Разрыв с Москвой - страница 3
За мной следовала машина, которая любому другому показалась бы обычным "бьюиком" устаревшей модели, но я-то знал, что это любимая модель моих коллег по советской миссии. Та же марка, тот же цвет. В такой машине ездит глава КГБ в Нью-Йорке, резидент, Конечно, это может быть случайным совпадением, и в машине сидит обычный человек, не имеющий никакого отношения к КГБ, Но с таким же успехом это мог быть и гебистский "бьюик”.
Мне надо было убедиться, что за мной нет хвоста. Под гудки и ругань других водителей я начал вилять из одного ряда в другой. Я нажимал на газ, потом сбавлял скорость, но "бьюик” все еще следовал за мной на расстоянии пяти-шести машин. Скорость увеличивалась — 60, 70, 75 миль, мысли путались, вступая в сумасшедшую гонку вместе с машиной.
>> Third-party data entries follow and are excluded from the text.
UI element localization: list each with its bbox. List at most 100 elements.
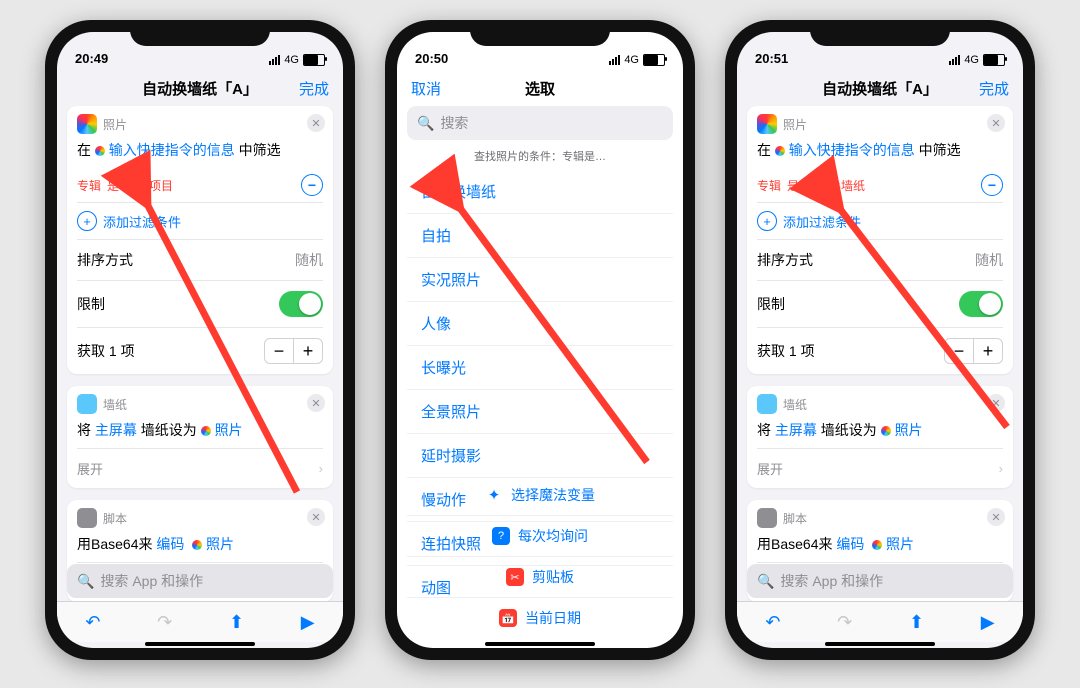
- home-indicator: [145, 642, 255, 646]
- nav-bar: 自动换墙纸「A」 完成: [57, 68, 343, 108]
- signal-icon: [609, 55, 620, 65]
- add-filter-button[interactable]: + 添加过滤条件: [67, 203, 333, 239]
- play-icon[interactable]: ▶: [301, 612, 315, 633]
- album-option[interactable]: 自动换墙纸: [407, 170, 673, 214]
- nav-bar: 自动换墙纸「A」 完成: [737, 68, 1023, 108]
- cancel-button[interactable]: 取消: [411, 78, 441, 99]
- sort-row[interactable]: 排序方式 随机: [67, 240, 333, 280]
- card-header: 照片: [747, 106, 1013, 138]
- filter-sentence[interactable]: 在 输入快捷指令的信息 中筛选: [67, 138, 333, 168]
- expand-row[interactable]: 展开 ›: [67, 449, 333, 488]
- album-option[interactable]: 人像: [407, 302, 673, 346]
- filter-value[interactable]: 最近项目: [125, 177, 173, 194]
- wand-icon: ✦: [485, 486, 503, 504]
- expand-row[interactable]: 展开 ›: [747, 449, 1013, 488]
- input-token[interactable]: 输入快捷指令的信息: [109, 142, 235, 158]
- filter-is[interactable]: 是: [107, 177, 119, 194]
- wallpaper-sentence[interactable]: 将 主屏幕 墙纸设为 照片: [67, 418, 333, 448]
- rainbow-icon: [881, 426, 891, 436]
- label: 选择魔法变量: [511, 485, 595, 505]
- phone-1: 20:49 4G 自动换墙纸「A」 完成 ✕ 照片 在: [45, 20, 355, 660]
- count-label: 获取 1 项: [757, 341, 815, 361]
- text: 墙纸设为: [821, 422, 877, 438]
- close-icon[interactable]: ✕: [307, 114, 325, 132]
- filter-is[interactable]: 是: [787, 177, 799, 194]
- stepper-minus[interactable]: −: [265, 339, 294, 363]
- remove-filter-icon[interactable]: −: [981, 174, 1003, 196]
- filter-row[interactable]: 专辑 是 自动换墙纸 −: [747, 168, 1013, 202]
- stepper-plus[interactable]: +: [294, 339, 322, 363]
- filter-sentence[interactable]: 在 输入快捷指令的信息 中筛选: [747, 138, 1013, 168]
- sort-row[interactable]: 排序方式 随机: [747, 240, 1013, 280]
- album-option[interactable]: 延时摄影: [407, 434, 673, 478]
- close-icon[interactable]: ✕: [987, 114, 1005, 132]
- undo-icon[interactable]: ↶: [85, 612, 100, 633]
- limit-label: 限制: [757, 294, 785, 314]
- album-option[interactable]: 实况照片: [407, 258, 673, 302]
- photo-token[interactable]: 照片: [886, 536, 914, 552]
- photo-token[interactable]: 照片: [215, 422, 243, 438]
- stepper-minus[interactable]: −: [945, 339, 974, 363]
- plus-icon: +: [757, 211, 777, 231]
- encode-token[interactable]: 编码: [156, 536, 184, 552]
- calendar-icon: 📅: [499, 609, 517, 627]
- magic-var-button[interactable]: ✦ 选择魔法变量: [407, 475, 673, 515]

Я поравнялся с выходом 39, поворотом на Глен-Коув, и, почти не затормозив, швырнул свою машину через правый ряд на линию выхода, в темную боковую дорогу. Если "бьюик” окажется здесь, я точно буду знать, что дело — табак. Но его не было. Погоня была игрой моего воображения. На секунду я почувствовал облегчение.
За мной взвыла сирена, и красный свет задрожал в боковом зеркальце. Но это был не КГБ, а всего лишь здешний полицейский, засекший мою дикую гонку.
Я извинился, Взывать к праву дипломатической неприкосновенности было бы сейчас неуместно: я мог бы избавиться от штрафа, показав ему свои документы, но это потребовало бы длинного обсуждения. Кто-нибудь из моих советских коллег мог, проезжая мимо, увидеть нас. Они могли бы заметить время, Кому-нибудь показалось бы странным, что в семь часов я находился в нескольких милях от Глен-Коува, а появился там только через несколько часов. Я не мог позволить себе так рисковать. Сейчас мне было нужно только одно: поскорее добраться до Манхэттена. Поэтому я без возражений принял упреки полицейского и повестку в суд, которую он мне вручил.
Все это началось за несколько недель до того, в моем кабинете в здании ООН, Именно там я принял окончательное решение порвать с советской системой.
Многие мои коллеги по ООН считали меня представителем твердой линии, ортодоксом, верным ревнителем советских интересов в Секретариате, человеком, который ни на минуту не поколебался бы нарушить правила в пользу СССР. У них были причины так думать. В моей работе было очень важно подчиняться давлению из Москвы и настояниям Якова Малика, советского посла в ООН, а представление обо мне как об опытном советском администраторе, склонном расширять свою власть и контроль до максимально возможных пределов, тоже способствовало созданию такого образа. Больше двадцати лет я жил ценностями и целями советской системы, я был связан с ее руководителями, и это наложило на меня глубокий отпечаток. Эта среда превратила меня в некий заводной механизм, который двигался автоматически, и его нелегко было остановить.
Однако по мере созревания моей неудовлетворенности советской системой и всего, что она представляла, созревала и моя решимость оказывать хотя бы скромную поддержку идеям или мерам, противоречащим советским интересам. И независимо от того, были ли это малозначительные или важные дела, я чувствовал удовольствие от того, что мог им способствовать. Но знали ли об этом американцы? В этом я сомневался. Мне казалось, что моя репутация может ослабить их веру в мою искренность. Они, наверное, будут допытываться о причинах моего решения, и вряд ли им будет достаточно объяснений насчет моего разочарования или недовольства. Я полагал, что они с интересом выслушают меня, но не более. Разрядка шла как раз полным ходом, и согласятся ли Соединенные Штаты связываться со мной, рискуя при этом хоть чуточку повредить ее развитию? Скорее всего, Советы обвинят США в том, что это именно они портят отношения между странами. В конце концов, что стоит один человек, сколь бы высоким ни было его положение, по сравнению с интересами целой страны?..
К тому же американцы могут решить, что я играю с ними в какие-то игры, или, того хуже — что я сошел с ума. Они могут заподозрить, что я наркоман или алкоголик, неспособный больше функционировать.